Seed Library of Los Angeles

  • Established in 2010
  • Over 1000 members
  • Growing seeds for several varieties which are not in commercial supply

Brief History

David King, founding Chair of Seed Library of Los Angeles (S.L.O.L.A), called the initial meeting for the group in 2010, in response to the encroaching threat of GM0 crops. In particular, he was outraged by a government bill which allowed GMO beetroot and alfalfa to be cultivated in California. The first meeting was held outdoors on a cold, wet day in December. Over 40 people attended. David knew that he had hit on something that responded well to current concerns of fellow home-growers and gardeners.


How it works

The seed library is based at The Learning Garden, Venice High School. There is also a satellite branch at Sepulveda Garden Center in a different district of the city. Both branches are open for monthly meetings which include a workshop and the chance to check-out seeds. The spring meetings often attract up to 30 people but meetings throughout the year are regularly attended by at least 20 people, demonstrating ongoing demand for the service.

Anyone can pay $10 to become a Lifetime Member of S.L.O.L.A. You don’t need to be a member to check-out seeds, but the membership scheme helps to draw people in to the idea and is, of course, an excellent fundraising tool. In 2015, the number of members exceeded 1000 for the first time.

The library contains seeds donated by commercial suppliers, purchased with library funds, and locally grown. Like most other seed libraries I visited, the majority of the seed saving was being done by a handful of active members. David predicated less than 5% of the members were involved in seed saving and that 5-10% of the collection was locally saved, both of which he would like to see increase in the future.



David recognises the value of seed saving in creating locally adapted crops that are well suited to the specific growing conditions of a region. The fact that the library has managed to raise funds for itself through its membership scheme, means that they can purchase seed that are appropriate to the area, rather than relying on hand-outs.

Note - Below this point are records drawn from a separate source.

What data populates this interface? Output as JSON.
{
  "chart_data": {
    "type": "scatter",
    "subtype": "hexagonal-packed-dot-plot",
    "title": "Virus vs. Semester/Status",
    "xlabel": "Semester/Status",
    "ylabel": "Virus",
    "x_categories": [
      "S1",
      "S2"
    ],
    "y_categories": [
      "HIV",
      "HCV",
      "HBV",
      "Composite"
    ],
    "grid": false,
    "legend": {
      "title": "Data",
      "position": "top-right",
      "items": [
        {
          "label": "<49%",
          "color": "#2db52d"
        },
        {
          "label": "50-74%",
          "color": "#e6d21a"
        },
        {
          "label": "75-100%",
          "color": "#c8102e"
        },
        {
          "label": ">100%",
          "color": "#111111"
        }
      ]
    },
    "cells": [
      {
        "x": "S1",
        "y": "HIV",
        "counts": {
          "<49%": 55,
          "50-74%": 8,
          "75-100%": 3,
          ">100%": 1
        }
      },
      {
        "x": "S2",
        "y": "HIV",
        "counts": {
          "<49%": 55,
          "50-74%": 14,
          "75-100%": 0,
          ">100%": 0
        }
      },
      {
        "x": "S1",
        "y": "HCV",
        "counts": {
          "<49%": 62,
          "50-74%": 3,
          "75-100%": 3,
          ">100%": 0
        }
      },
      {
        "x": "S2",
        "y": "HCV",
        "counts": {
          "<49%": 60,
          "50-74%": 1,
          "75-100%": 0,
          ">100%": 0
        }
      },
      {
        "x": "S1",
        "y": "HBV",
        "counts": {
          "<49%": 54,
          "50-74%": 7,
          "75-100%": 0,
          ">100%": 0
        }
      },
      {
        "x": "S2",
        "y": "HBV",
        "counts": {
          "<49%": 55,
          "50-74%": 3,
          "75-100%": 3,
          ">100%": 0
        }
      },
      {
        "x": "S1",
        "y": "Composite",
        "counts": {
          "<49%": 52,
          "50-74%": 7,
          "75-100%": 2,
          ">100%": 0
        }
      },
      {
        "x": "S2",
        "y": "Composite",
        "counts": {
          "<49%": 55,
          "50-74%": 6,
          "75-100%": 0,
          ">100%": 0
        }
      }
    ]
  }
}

David is saving seeds from a couple of crops which are not commercially available and makes these seeds available to seed library members. The crops include a bean given to him by his Italian-American dentist, and an heirloom tomato originally breed by 19th century Californian botanist Luther Burbank. By saving these unusual seeds, David is simultaneously preserving an old variety and creating a crop that is well adapted to the region.

There are plans underway to create a digital catalogue of all of the seeds which have been grown out in L.A. This will be a valuable resource when it arrives.